The third-year SUA student in Agriculture Johnson Mwakyusa assesses the effect of mulching materials on the growth of Okra cultivars in Morogoro in his research project for the completion of his bachelor studies. Mulches are helpful tools to conserve soil moisture which is one of the requirements for higher yields. Due to the high cost of plastic mulch, organic alternatives are a necessity for many small-scale farmers. Through his attendance in the Workshop for Participatory Research Design (WPRD), which takes place every year and is organized by SAT, Johnson learned about this challenge and wanted to make a contribution through his research.

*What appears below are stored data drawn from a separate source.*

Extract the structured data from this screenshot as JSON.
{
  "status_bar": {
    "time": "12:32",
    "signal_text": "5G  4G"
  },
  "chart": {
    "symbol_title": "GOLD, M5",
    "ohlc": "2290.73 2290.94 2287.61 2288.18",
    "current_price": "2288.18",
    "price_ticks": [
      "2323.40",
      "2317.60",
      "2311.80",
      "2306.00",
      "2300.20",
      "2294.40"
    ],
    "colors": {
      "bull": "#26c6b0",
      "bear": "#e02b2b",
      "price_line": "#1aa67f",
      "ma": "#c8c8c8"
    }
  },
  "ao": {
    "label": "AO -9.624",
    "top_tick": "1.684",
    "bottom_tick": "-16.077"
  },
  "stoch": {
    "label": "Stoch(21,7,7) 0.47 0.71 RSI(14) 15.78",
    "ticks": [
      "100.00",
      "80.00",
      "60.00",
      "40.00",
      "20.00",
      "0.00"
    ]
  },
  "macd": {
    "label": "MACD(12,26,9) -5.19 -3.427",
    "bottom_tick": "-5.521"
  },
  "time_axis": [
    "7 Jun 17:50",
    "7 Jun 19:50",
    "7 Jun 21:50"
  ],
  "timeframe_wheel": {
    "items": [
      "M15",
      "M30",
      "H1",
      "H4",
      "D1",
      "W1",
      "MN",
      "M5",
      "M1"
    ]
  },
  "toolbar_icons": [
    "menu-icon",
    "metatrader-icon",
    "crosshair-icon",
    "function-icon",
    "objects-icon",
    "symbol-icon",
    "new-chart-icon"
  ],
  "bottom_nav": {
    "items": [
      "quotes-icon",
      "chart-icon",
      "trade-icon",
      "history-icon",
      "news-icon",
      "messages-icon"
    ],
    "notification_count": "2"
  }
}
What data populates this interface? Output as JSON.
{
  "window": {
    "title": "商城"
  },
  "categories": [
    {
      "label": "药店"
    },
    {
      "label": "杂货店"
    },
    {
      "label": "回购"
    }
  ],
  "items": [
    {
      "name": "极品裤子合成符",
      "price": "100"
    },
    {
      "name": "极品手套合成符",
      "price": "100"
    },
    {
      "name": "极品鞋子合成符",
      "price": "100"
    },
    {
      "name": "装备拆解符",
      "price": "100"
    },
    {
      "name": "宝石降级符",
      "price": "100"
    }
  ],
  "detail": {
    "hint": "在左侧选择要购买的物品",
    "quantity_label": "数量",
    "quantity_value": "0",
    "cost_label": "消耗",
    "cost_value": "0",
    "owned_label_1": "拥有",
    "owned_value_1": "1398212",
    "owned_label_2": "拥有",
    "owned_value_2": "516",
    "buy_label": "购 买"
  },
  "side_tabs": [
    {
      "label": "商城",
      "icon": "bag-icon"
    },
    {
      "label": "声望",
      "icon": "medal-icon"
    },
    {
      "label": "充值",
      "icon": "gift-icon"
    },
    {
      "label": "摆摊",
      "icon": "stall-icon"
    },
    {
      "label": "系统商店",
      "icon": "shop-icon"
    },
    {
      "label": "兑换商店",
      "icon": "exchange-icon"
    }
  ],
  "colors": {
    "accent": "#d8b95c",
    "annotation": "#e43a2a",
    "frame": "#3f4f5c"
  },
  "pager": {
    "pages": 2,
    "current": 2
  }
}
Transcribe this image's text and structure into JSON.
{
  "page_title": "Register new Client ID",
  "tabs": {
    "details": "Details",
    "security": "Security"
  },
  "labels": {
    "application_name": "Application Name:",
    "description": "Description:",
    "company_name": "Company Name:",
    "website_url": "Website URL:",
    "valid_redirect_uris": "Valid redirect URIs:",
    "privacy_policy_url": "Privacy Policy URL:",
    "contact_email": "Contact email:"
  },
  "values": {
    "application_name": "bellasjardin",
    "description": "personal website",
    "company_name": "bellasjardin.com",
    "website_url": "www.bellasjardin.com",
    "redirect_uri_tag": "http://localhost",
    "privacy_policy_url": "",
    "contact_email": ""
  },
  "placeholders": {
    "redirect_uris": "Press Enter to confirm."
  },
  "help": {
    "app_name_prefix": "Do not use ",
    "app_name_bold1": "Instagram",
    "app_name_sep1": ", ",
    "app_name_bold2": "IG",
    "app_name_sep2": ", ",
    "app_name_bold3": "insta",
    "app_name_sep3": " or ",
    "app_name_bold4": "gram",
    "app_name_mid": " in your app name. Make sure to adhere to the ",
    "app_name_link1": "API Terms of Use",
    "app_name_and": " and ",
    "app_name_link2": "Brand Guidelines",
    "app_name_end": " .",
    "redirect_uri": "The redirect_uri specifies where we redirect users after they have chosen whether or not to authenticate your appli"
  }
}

Specific objectives of his study include the assessment of the effect of organic mulches on growth, yield and soil moisture conservation as well as the ability for weed control. Using two different types of Okra seeds (Pusa sawani and Clemson spineless), the set-up covers two times three replications with four plots each. The used treatments are rice husks, dry mango leaves, dry thatch grass and a control plot. Collected data include soil moisture and germination percentage, plant height, weed emergence, number of pods per plant and okra yield per hectare among others.
In Mid-June 2016, Johnson was undertaking data collection and was getting first results on the effectiveness of the different mulches. His recommendations for small-scale farmers vary depending on the main aims that one pursues. For increased yields for example, rice husks have the biggest impact. Rice husks also have the highest ability in conserving soil moisture, while dry mango leaves perform worst in this regard, not considering the control plot. As well, dry mango leaves are best to improve nutrients in the soil as they decompose fast. But this also means that they have to be replenished frequently. Nevertheless, Johnson observed that these also attract a lot of insects, including termites, which especially cause problems to cereal crops. Dry thatch grasses on the other hand perform best when it comes to air circulation and are second best in conserving soil moisture and in controlling weed emergence. Finally, among the two different Okra seeds, the Pusa sawani variety was observed to perform better when it comes to first flowering, first mature pods and also pod length.
These results have led Johnson to recommending different mulching-materials depending on the specific needs of the farmers. Organic mulches have many benefits but in order to optimize their application, one has to consider the main aim and then choose carefully.